Trump Sebut Pertemuan di Qatar Bisa Terjadi, Iran Tegaskan Tak Ada Agenda Negosiasi

Oleh M.Dhayfan Al-ghiffari pada 30 Jun 2026, 06:20 WIB

JAKARTA, Cobisnis.com - Tim negosiator Amerika Serikat dan Iran dijadwalkan berada di Doha, Qatar, pada pekan ini. Meski begitu, belum ada kepastian apakah kedua negara benar-benar akan menggelar pertemuan resmi.

Iran membantah adanya agenda negosiasi dengan Amerika Serikat. Juru Bicara Kementerian Luar Negeri Iran, Esmaeil Baghaei, menegaskan kunjungan delegasi negaranya ke Doha tidak berkaitan dengan pembicaraan bersama pihak AS dan tidak ada perundingan yang dijadwalkan dalam waktu dekat.

Sementara itu, Presiden Amerika Serikat Donald Trump justru memberikan sinyal berbeda. Ia menyebut peluang pertemuan di Doha masih terbuka dan berpotensi menjadi pembahasan penting.
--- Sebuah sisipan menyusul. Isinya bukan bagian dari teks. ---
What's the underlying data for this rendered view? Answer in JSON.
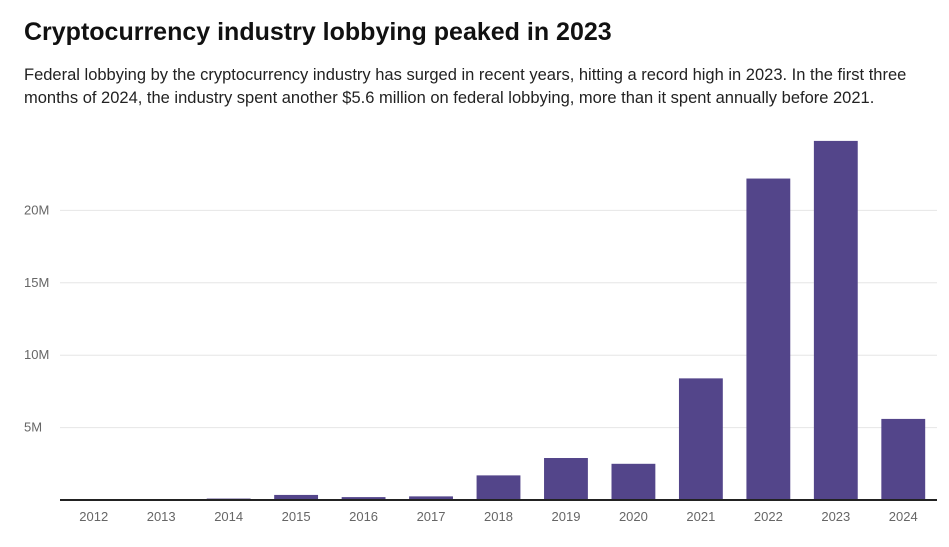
{
  "title": "Cryptocurrency industry lobbying peaked in 2023",
  "subtitle": "Federal lobbying by the cryptocurrency industry has surged in recent years, hitting a record high in 2023. In the first three months of 2024, the industry spent another $5.6 million on federal lobbying, more than it spent annually before 2021.",
  "colors": {
    "bar": "#53458a",
    "grid": "#e6e6e6",
    "axis": "#222222"
  },
  "chart_data": {
    "type": "bar",
    "title": "Cryptocurrency industry lobbying peaked in 2023",
    "xlabel": "",
    "ylabel": "",
    "categories": [
      "2012",
      "2013",
      "2014",
      "2015",
      "2016",
      "2017",
      "2018",
      "2019",
      "2020",
      "2021",
      "2022",
      "2023",
      "2024"
    ],
    "values": [
      0.02,
      0.05,
      0.1,
      0.35,
      0.2,
      0.25,
      1.7,
      2.9,
      2.5,
      8.4,
      22.2,
      24.8,
      5.6
    ],
    "value_unit": "million USD",
    "ylim": [
      0,
      25
    ],
    "yticks": [
      5,
      10,
      15,
      20
    ],
    "ytick_labels": [
      "5M",
      "10M",
      "15M",
      "20M"
    ],
    "grid": true
  }
}
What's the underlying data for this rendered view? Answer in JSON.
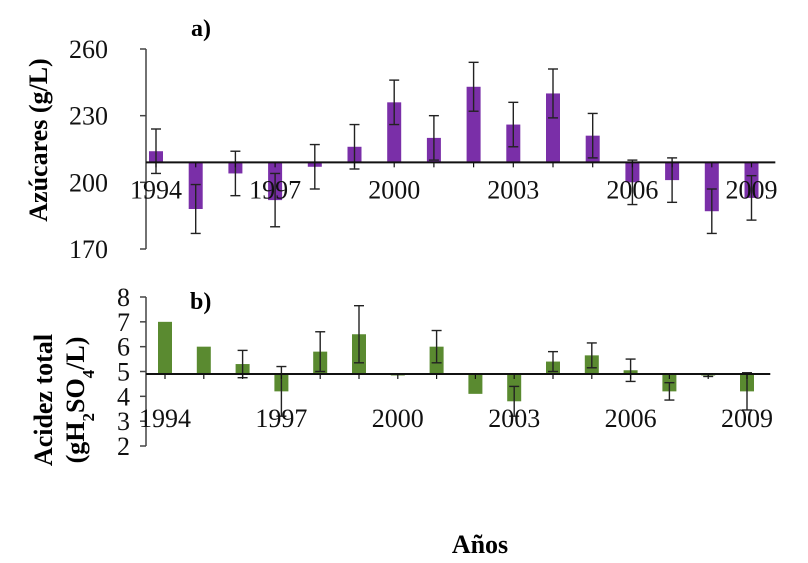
{
  "chart_data": [
    {
      "panel": "a)",
      "type": "bar",
      "ylabel": "Azúcares (g/L)",
      "ylim": [
        170,
        260
      ],
      "yticks": [
        "170",
        "200",
        "230",
        "260"
      ],
      "baseline": 209,
      "x": [
        1994,
        1995,
        1996,
        1997,
        1998,
        1999,
        2000,
        2001,
        2002,
        2003,
        2004,
        2005,
        2006,
        2007,
        2008,
        2009
      ],
      "xticks": [
        "1994",
        "1997",
        "2000",
        "2003",
        "2006",
        "2009"
      ],
      "values": [
        214,
        188,
        204,
        192,
        207,
        216,
        236,
        220,
        243,
        226,
        240,
        221,
        200,
        201,
        187,
        193
      ],
      "errors": [
        10,
        11,
        10,
        12,
        10,
        10,
        10,
        10,
        11,
        10,
        11,
        10,
        10,
        10,
        10,
        10
      ],
      "color": "#7a2fa8"
    },
    {
      "panel": "b)",
      "type": "bar",
      "ylabel_line1": "Acidez total",
      "ylabel_line2_prefix": "(gH",
      "ylabel_sub1": "2",
      "ylabel_mid": "SO",
      "ylabel_sub2": "4",
      "ylabel_suffix": "/L)",
      "ylim": [
        2,
        8
      ],
      "yticks": [
        "2",
        "3",
        "4",
        "5",
        "6",
        "7",
        "8"
      ],
      "baseline": 4.9,
      "x": [
        1994,
        1995,
        1996,
        1997,
        1998,
        1999,
        2000,
        2001,
        2002,
        2003,
        2004,
        2005,
        2006,
        2007,
        2008,
        2009
      ],
      "xticks": [
        "1994",
        "1997",
        "2000",
        "2003",
        "2006",
        "2009"
      ],
      "values": [
        7.0,
        6.0,
        5.3,
        4.2,
        5.8,
        6.5,
        4.85,
        6.0,
        4.1,
        3.8,
        5.4,
        5.65,
        5.05,
        4.2,
        4.85,
        4.2
      ],
      "errors": [
        0.0,
        0.0,
        0.55,
        1.0,
        0.8,
        1.15,
        0.0,
        0.65,
        0.0,
        0.6,
        0.4,
        0.5,
        0.45,
        0.35,
        0.05,
        0.75
      ],
      "color": "#5a8a30"
    }
  ],
  "xlabel": "Años"
}
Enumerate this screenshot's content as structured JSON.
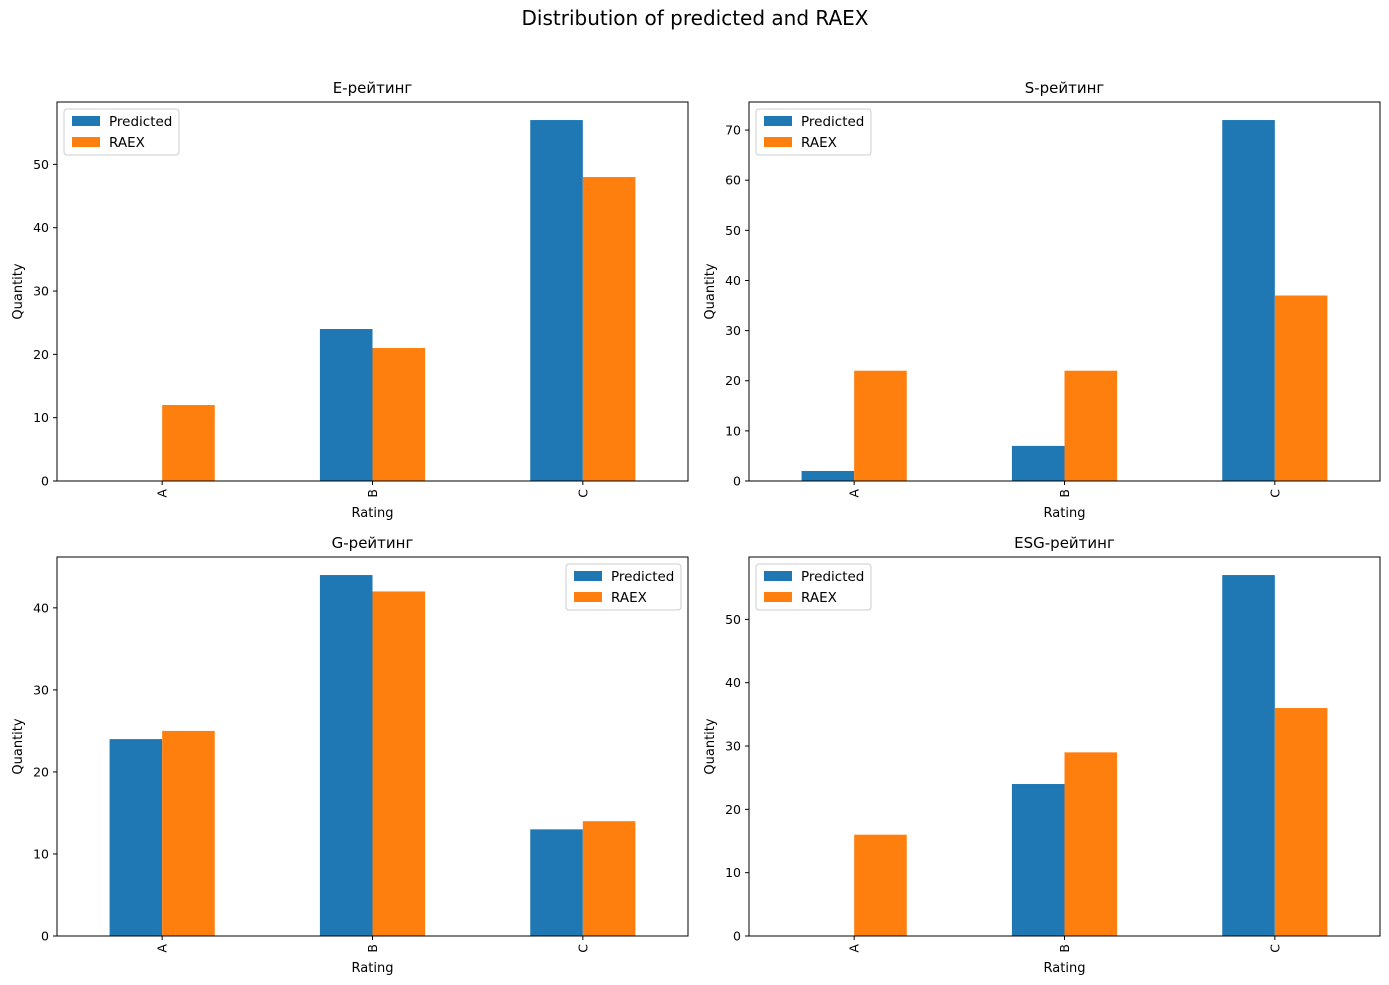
{
  "figure": {
    "suptitle": "Distribution of predicted and RAEX"
  },
  "colors": {
    "predicted": "#1f77b4",
    "raex": "#ff7f0e"
  },
  "chart_data": [
    {
      "type": "bar",
      "title": "E-рейтинг",
      "xlabel": "Rating",
      "ylabel": "Quantity",
      "categories": [
        "A",
        "B",
        "C"
      ],
      "series": [
        {
          "name": "Predicted",
          "values": [
            0,
            24,
            57
          ]
        },
        {
          "name": "RAEX",
          "values": [
            12,
            21,
            48
          ]
        }
      ],
      "ylim": [
        0,
        59.85
      ],
      "yticks": [
        0,
        10,
        20,
        30,
        40,
        50
      ],
      "legend": "upper-left"
    },
    {
      "type": "bar",
      "title": "S-рейтинг",
      "xlabel": "Rating",
      "ylabel": "Quantity",
      "categories": [
        "A",
        "B",
        "C"
      ],
      "series": [
        {
          "name": "Predicted",
          "values": [
            2,
            7,
            72
          ]
        },
        {
          "name": "RAEX",
          "values": [
            22,
            22,
            37
          ]
        }
      ],
      "ylim": [
        0,
        75.6
      ],
      "yticks": [
        0,
        10,
        20,
        30,
        40,
        50,
        60,
        70
      ],
      "legend": "upper-left"
    },
    {
      "type": "bar",
      "title": "G-рейтинг",
      "xlabel": "Rating",
      "ylabel": "Quantity",
      "categories": [
        "A",
        "B",
        "C"
      ],
      "series": [
        {
          "name": "Predicted",
          "values": [
            24,
            44,
            13
          ]
        },
        {
          "name": "RAEX",
          "values": [
            25,
            42,
            14
          ]
        }
      ],
      "ylim": [
        0,
        46.2
      ],
      "yticks": [
        0,
        10,
        20,
        30,
        40
      ],
      "legend": "upper-right"
    },
    {
      "type": "bar",
      "title": "ESG-рейтинг",
      "xlabel": "Rating",
      "ylabel": "Quantity",
      "categories": [
        "A",
        "B",
        "C"
      ],
      "series": [
        {
          "name": "Predicted",
          "values": [
            0,
            24,
            57
          ]
        },
        {
          "name": "RAEX",
          "values": [
            16,
            29,
            36
          ]
        }
      ],
      "ylim": [
        0,
        59.85
      ],
      "yticks": [
        0,
        10,
        20,
        30,
        40,
        50
      ],
      "legend": "upper-left"
    }
  ]
}
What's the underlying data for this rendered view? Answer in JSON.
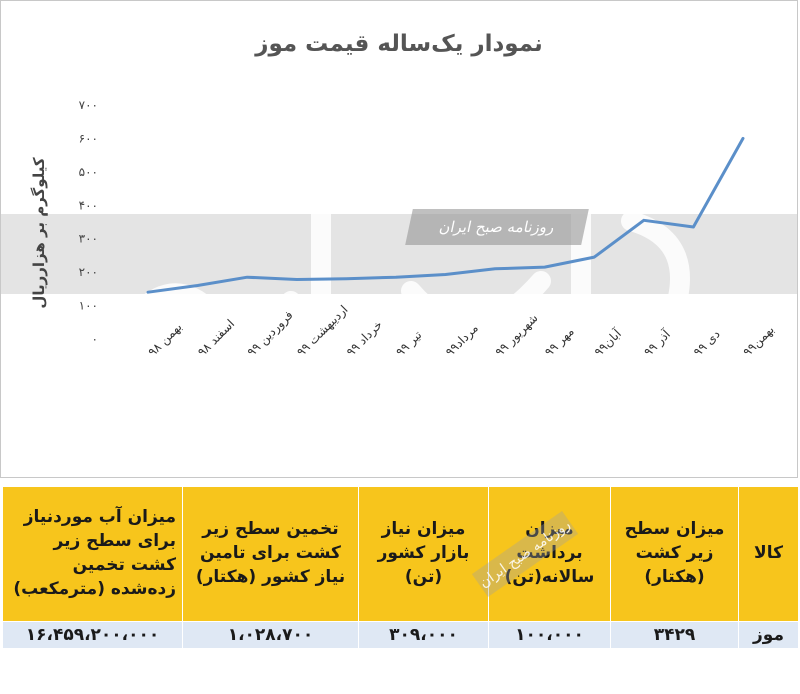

Washington juga mengutus Jared Kushner dan Steve Witkoff untuk memimpin delegasi AS.

Perbedaan pernyataan tersebut muncul di tengah belum mulusnya pelaksanaan nota kesepahaman yang disepakati pada 17 Juni 2026. Kesepakatan itu mencakup 14 poin, mulai dari perpanjangan gencatan senjata hingga pembahasan program nuklir Iran dan upaya perdamaian jangka panjang.

Namun, implementasi kesepakatan terus diwarnai saling tuding pelanggaran. Insiden serangan terhadap kapal di Selat Hormuz memperburuk hubungan kedua negara, dengan Washington dan Teheran sama-sama menuding pihak lawan melanggar komitmen yang telah disepakati.

Situasi semakin memanas setelah Amerika Serikat mengklaim menyerang balik menyusul dugaan serangan drone Iran terhadap kapal tanker berbendera Panama. Di sisi lain, Korps Garda Revolusi Islam Iran mengaku meluncurkan rudal dan drone ke delapan pangkalan militer AS di Kuwait dan Bahrain.

Di tengah ketidakpastian tersebut, pasar keuangan kawasan Teluk bergerak hati-hati. Bursa saham di Arab Saudi, Dubai, dan Abu Dhabi melemah, sedangkan harga minyak Brent turun sekitar 1 persen karena pelaku pasar masih menunggu kepastian apakah jalur diplomasi benar-benar akan berlanjut atau kembali terhenti.